Obviously that depends on the number of people that it would be applicable to. Most people have children. Most people aren’t so disabled that they are eligible for PIP. Those who are do not always claim, particularly if they do not need to because it’s a degrading and humiliating process (unlike child benefit where claiming consists of filling in a form). People who have children are spread across all income deciles. Disabled people are disproportionately in the lowest two income deciles (predominantly the very lowest, due to the extremely high costs of being disabled in terms of monetary costs to meet additional needs but also the cost of the impact on lifetime earnings and opportunities). Therefore, there are far fewer people in higher deciles to reclaim PIP from via a means-test and it is well documented (even by the DWP in one paper I read) how it is cost prohibitive to means-test it. They would have to implement entirely new IT systems and processes because DWP and HMRC systems aren’t linked up. That would cost many billions of pounds (even if done well, which it wouldn’t be). They would have to employ approximately 8,000 new civil servants at a cost (including pensions and employer taxes) of over £50k per year each so that’s £400m cost in perpetuity. They’d also have to recruit them, train them, hire new offices for them to work in, pay the insurance costs for that and energy bills, buy the IT hardware etc they need, add HR functions and IT support, a complaints team to rectify mistakes, customer service staff and processes etc….

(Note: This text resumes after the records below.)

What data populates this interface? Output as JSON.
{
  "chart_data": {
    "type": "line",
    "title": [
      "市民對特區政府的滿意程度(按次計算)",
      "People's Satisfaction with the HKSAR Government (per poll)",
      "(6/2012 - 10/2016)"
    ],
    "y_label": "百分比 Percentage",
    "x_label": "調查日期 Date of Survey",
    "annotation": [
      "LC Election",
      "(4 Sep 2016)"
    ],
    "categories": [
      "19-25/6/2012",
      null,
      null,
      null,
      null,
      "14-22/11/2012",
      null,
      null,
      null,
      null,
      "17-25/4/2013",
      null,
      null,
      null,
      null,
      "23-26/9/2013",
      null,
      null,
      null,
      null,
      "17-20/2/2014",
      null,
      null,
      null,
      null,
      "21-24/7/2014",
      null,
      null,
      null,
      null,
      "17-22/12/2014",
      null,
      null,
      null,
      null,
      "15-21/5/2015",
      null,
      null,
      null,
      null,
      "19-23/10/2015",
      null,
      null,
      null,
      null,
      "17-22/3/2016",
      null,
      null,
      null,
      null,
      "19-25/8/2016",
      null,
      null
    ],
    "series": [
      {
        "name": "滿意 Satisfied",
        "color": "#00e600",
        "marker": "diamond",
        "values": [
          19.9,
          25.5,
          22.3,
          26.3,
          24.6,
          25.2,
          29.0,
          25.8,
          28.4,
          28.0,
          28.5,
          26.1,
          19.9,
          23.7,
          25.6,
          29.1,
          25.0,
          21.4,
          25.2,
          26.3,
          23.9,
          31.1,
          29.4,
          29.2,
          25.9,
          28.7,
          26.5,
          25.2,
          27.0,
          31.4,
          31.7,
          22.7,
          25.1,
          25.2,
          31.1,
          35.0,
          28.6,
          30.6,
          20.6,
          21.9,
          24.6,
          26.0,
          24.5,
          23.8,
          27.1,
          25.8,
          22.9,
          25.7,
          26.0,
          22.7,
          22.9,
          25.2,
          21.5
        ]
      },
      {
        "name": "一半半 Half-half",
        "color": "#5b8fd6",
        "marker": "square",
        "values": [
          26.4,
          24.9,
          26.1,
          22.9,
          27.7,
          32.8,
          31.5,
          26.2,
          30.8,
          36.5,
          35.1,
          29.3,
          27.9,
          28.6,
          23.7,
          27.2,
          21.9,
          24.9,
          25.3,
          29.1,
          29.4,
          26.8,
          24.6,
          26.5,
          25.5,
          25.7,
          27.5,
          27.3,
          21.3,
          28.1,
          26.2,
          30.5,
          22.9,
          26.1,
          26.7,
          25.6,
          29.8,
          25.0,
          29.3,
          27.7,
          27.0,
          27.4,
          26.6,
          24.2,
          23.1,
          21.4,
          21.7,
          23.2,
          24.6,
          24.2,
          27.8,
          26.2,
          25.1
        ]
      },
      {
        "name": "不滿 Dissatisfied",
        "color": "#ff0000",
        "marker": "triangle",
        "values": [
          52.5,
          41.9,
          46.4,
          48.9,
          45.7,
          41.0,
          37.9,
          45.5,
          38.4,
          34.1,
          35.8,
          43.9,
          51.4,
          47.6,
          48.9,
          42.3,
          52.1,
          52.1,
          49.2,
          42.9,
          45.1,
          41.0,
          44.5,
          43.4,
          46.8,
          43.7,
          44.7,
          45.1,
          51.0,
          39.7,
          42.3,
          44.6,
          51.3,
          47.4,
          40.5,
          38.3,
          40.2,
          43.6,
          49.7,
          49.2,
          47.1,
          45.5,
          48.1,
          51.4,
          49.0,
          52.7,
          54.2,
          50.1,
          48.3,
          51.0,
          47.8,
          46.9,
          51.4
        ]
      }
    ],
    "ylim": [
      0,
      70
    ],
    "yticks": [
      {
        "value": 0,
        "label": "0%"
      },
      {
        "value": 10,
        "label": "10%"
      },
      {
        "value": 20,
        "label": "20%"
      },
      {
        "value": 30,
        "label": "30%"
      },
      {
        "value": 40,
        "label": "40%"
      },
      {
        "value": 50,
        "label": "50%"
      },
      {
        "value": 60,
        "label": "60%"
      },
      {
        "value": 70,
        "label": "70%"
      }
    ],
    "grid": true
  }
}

Then what basis would you means test it upon? Individual income? Household income? That could leave many very severely disabled people completely dependent financially and open to abuse. If individual income then even more pointless as it would save even less money. What about asset testing? If you do it will cost even more. If you don’t then it’s arbitrary and pointless anyway.
Either way it would save nothing close to the cost and take years to do. As well as undermining the fundamental purpose of PIP which is the level the playing field a little (by no means fully) between the significantly disabled and others due to the horrific impact and costs severe disability has on lives.
It is nothing like child benefit: child benefit is paid by HMRC, therefore, they already had the data on earnings so a simple update to their own IT system (not that you’d know it from how badly they messed it up, how much they spent on it and how many times even all these years later they still get it wrong). And even in that case, incidentally - a benefit paid to far more people across all income deciles originally and very straightforward to evidence - the economic data does NOT support that it’s saved money overall: the independent economic analysis on low UK productivity commissioned by Jeremy Hunt (alongside numerous other robust economic studies) identified this cliff edge in the tax system as being economically harmful and a significant drag on productivity and growth, alongside the universal credit taper rate being too high, and also of course the withdrawal of the personal allowance and childcare funding at £100k which can result in marginal tax rates of 20,000%! These cliff edges exist in no tax system anywhere else on Earth of which I’m aware, with marginal tax rates fluctuating up and down wildly as income increases for no intelligible reason, creating huge perverse incentives to economic actuvitiy.
Obviously many credible economists have advised this Government and the previous one to make the personal allowance, childcare funding and child benefit universal again because the evidence is that these punitive and nonsensical policies actually LOWER overall tax revenues, lower growth, leads to higher emmigration of skilled workers/ them retiring early/ cutting their working hours and therefore create skills shortages, which then necessitate higher immigration and lowers productivity further and therefore lowers living standards and salaries across the economy and harms the relative value of GBP also, creating higher imported inflation and more debt. That also means higher long-term welfare costs etc as people won’t have saved enough for retirement if they go part time mid-career to avoid the cliff edges. Oh and state childcare also pays for itself many times over. Withdrawing it from your most productive employees is insanity if you want growth.
Even the Guardian published an article about these economic studies, not just the FT and The Times etc. It’s not a left or right view, it is objective evidenced fact that such policies are one of the reasons for the economic doom loop we are in. This has been known for years, and evidenced very robustly in peer reviewed studies on large data sets. Is Reeves proposing to do anything to address this - one thing she could do to give an immediate boost to productivity and growth? Of course not. Probably because she knows people like you would rather be poorer themselves and continue to assert against all available evidence that this self-destructive means-testing is a good idea than allow a system that is fair to all and logical and not self-sabotaging to be implemented, and would be enraged by any attempt to fix the UK tax system if they perceived there to be any benefit if this to anybody who earns more than they do, even if it benefitted them too.
It’s a great example of exactly why this country is in such a mess and unlikely to improve in the short to medium term at least. Nothing will change until the large proportion of the electorate who prefer to engage in mud slinging grow up a bit and start to engage their brains and be willing to discuss evidence-based policy solutions.